Steve Campsall | Monday October 14, 2013

Categories: Hot Entries, WJEC A Level English Language, LG1, KS5 Archive, WJEC A Level

A Short Student Guide to WJEC English Language AS – LG1

In the exam, you’ll be presented with unseen texts and be expected to analyse, explore and discuss key aspects of how their linguistic features work to communicate both meaning and attitudes or ‘feelings’. To hit the higher marks bands, you’ll need to consider how and why particular language as well as its forms and structures came to be chosen by the writer or speaker as a means to signify their ideas, thoughts and feelings that arose as a response to some kind of specific and complex reaction to context – a context that includes an audience.
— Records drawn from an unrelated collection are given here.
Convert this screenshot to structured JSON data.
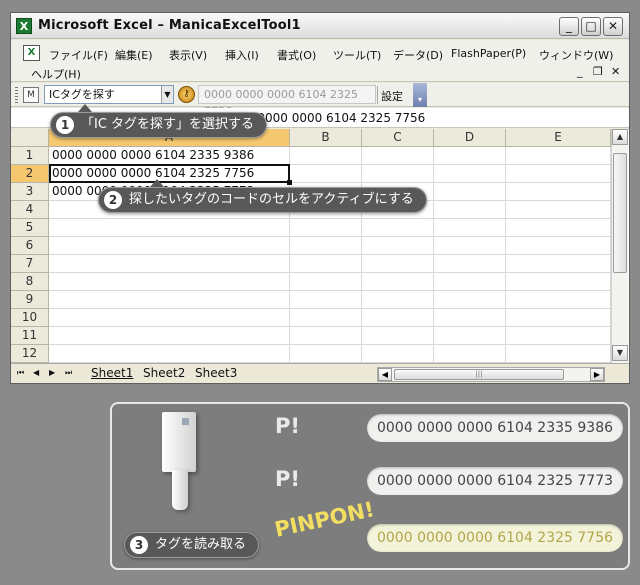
{
  "window": {
    "title": "Microsoft Excel – ManicaExcelTool1",
    "controls": {
      "minimize": "_",
      "maximize": "□",
      "close": "✕"
    }
  },
  "menu": {
    "items": [
      "ファイル(F)",
      "編集(E)",
      "表示(V)",
      "挿入(I)",
      "書式(O)",
      "ツール(T)",
      "データ(D)",
      "FlashPaper(P)",
      "ウィンドウ(W)"
    ],
    "help": "ヘルプ(H)",
    "doc_controls": [
      "_",
      "❐",
      "✕"
    ]
  },
  "toolbar": {
    "select_value": "ICタグを探す",
    "tag_field": "0000 0000 0000 6104 2325 7756",
    "settings": "設定"
  },
  "formula_bar": {
    "value": "0000 0000 0000 6104 2325 7756"
  },
  "grid": {
    "columns": [
      "A",
      "B",
      "C",
      "D",
      "E"
    ],
    "rows": [
      "1",
      "2",
      "3",
      "4",
      "5",
      "6",
      "7",
      "8",
      "9",
      "10",
      "11",
      "12"
    ],
    "cells": {
      "A1": "0000 0000 0000 6104 2335 9386",
      "A2": "0000 0000 0000 6104 2325 7756",
      "A3": "0000 0000 0000 6104 2325 7773"
    },
    "selected_column": "A",
    "selected_row": "2"
  },
  "sheets": {
    "tabs": [
      "Sheet1",
      "Sheet2",
      "Sheet3"
    ],
    "active": "Sheet1",
    "nav": [
      "⏮",
      "◀",
      "▶",
      "⏭"
    ]
  },
  "callouts": [
    {
      "num": "1",
      "text": "「IC タグを探す」を選択する"
    },
    {
      "num": "2",
      "text": "探したいタグのコードのセルをアクティブにする"
    },
    {
      "num": "3",
      "text": "タグを読み取る"
    }
  ],
  "reads": [
    {
      "label": "P!",
      "code": "0000 0000 0000 6104 2335 9386"
    },
    {
      "label": "P!",
      "code": "0000 0000 0000 6104 2325 7773"
    },
    {
      "label": "PINPON!",
      "code": "0000 0000 0000 6104 2325 7756"
    }
  ],
  "colors": {
    "selection": "#f5c76f",
    "pinpon": "#f2df62",
    "callout_bg": "#585858"
  }
}
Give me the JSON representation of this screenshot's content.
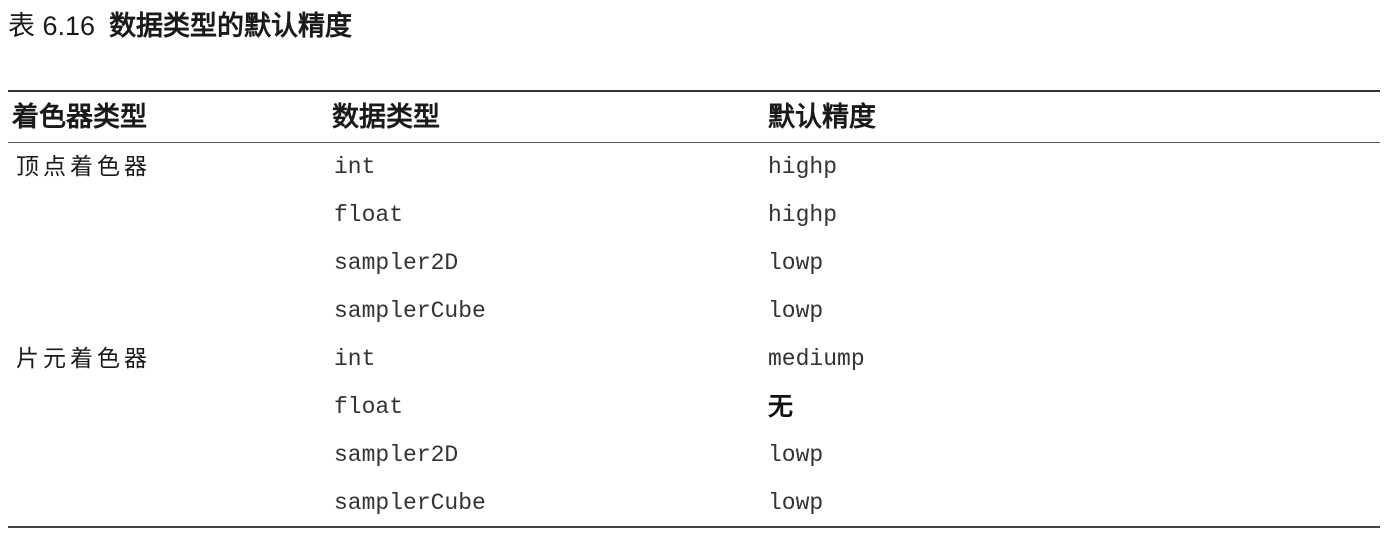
{
  "table": {
    "caption_number": "表 6.16",
    "caption_title": "数据类型的默认精度",
    "headers": [
      "着色器类型",
      "数据类型",
      "默认精度"
    ],
    "rows": [
      {
        "shader": "顶点着色器",
        "type": "int",
        "precision": "highp"
      },
      {
        "shader": "",
        "type": "float",
        "precision": "highp"
      },
      {
        "shader": "",
        "type": "sampler2D",
        "precision": "lowp"
      },
      {
        "shader": "",
        "type": "samplerCube",
        "precision": "lowp"
      },
      {
        "shader": "片元着色器",
        "type": "int",
        "precision": "mediump"
      },
      {
        "shader": "",
        "type": "float",
        "precision": "无"
      },
      {
        "shader": "",
        "type": "sampler2D",
        "precision": "lowp"
      },
      {
        "shader": "",
        "type": "samplerCube",
        "precision": "lowp"
      }
    ]
  }
}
It’s worth dwelling on the thought that it is an individual’s reaction to context that leads to thoughts, ideas and feelings which then leads them to a desire to communicate via the forms, structures, modes, genres and registers that are available to them in language. The individual is obviously important, as is the likely context they respond to and the way they choose to respond to it. For example, the forms and structures of language available to a child will be more limited than to an adult; similarly, the forms and structures available two centuries ago will be different from those available today; and, of course, the child’s as well as the eighteenth century mind’s context will also be very different. Any use of language intended to communicate creates a text, which, along with any other connected texts (a response from an audience perhaps) form the whole ‘communicative act’ to produce a distinct social discourse. This guide itself is a part of a discourse with you; in itself it is a text; with your involvement (your reception of it, your engagement with it and your interpretation of it), it becomes what is one form of social discourse – one of the many ‘educational discourses’ that go on daily around the world; and one amongst billions of different kinds of discourses that have gone on for millennia.